The effects of salinity and soil drying on nutrient uptake and growth of Spartina alterniflora in a simulated tidal system

Abstract

A study quantifying the role of the interactive effects of salinity and soil drying on nutrient uptake in Spartina alterniflora was conducted in a climate-controlled greenhouse. The experiment consisted of three levels of salinity (3–5 g/L, L; 15–20 g/L, M; 35–38 g/L, H) as well as three dynamic water levels: drought (water level maintained at least 20 cm below the soil surface at high tide, D), intermediate soil drying (water level maintained between 20 cm below the soil surface at low tide and 10 cm below the soil surface at high tide, I), and flooding (water level maintained 3–5 cm above the soil surface at high tide and 10 cm below the soil surface at low tide, F). Survival, shoot and root dry matter production, and concentrations of Al, Ca, Fe, Mg, N, P, K, Na, and S were measured along with soil conditions of redox potential and water potential. Contrary to expectations, the interactive effects of salinity and soil drying were not additive on plant nutrient uptake or biomass. However, both salinity and soil drying significantly impacted root and shoot dry weights. In addition, significant decreases were seen in all nutrients in response to increases in salinity and/or soil drying. High salinity in conjunction with drought (HD) decreased survival to 71%, whereas survival was 100% for all other treatments.
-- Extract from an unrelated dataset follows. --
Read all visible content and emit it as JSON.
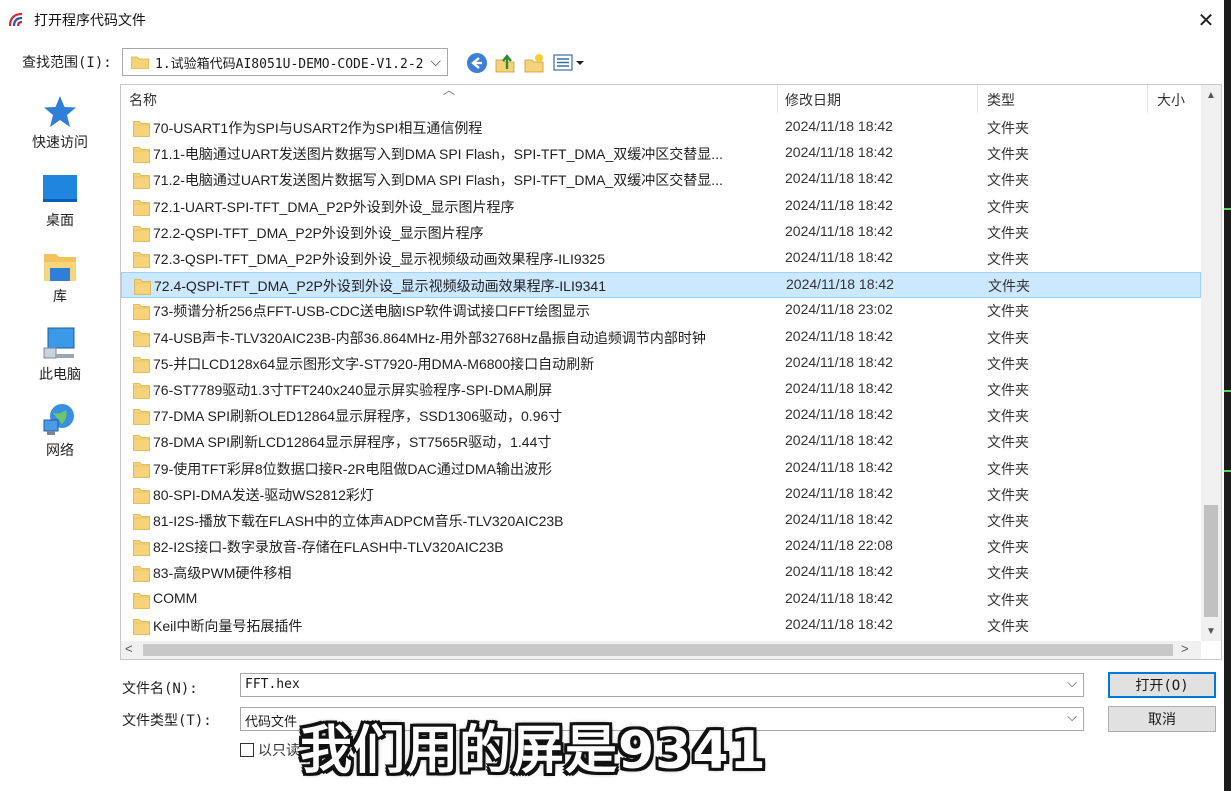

Furthermore, leaf chlorosis and browning occurred in plants under increased salinity and drought conditions (HD and MD). Therefore, it appears that drought may magnify the adverse effects of salinity on plant nutrient status. Although the combined effects of increased salinity and soil drying did not appear to be detrimental to this species, significant decreases in nutrient uptake seen in response to the combined effects at severe levels (HD), if continued over an extended period, may be detrimental enough to cause large-scale marsh browning as noted in the field.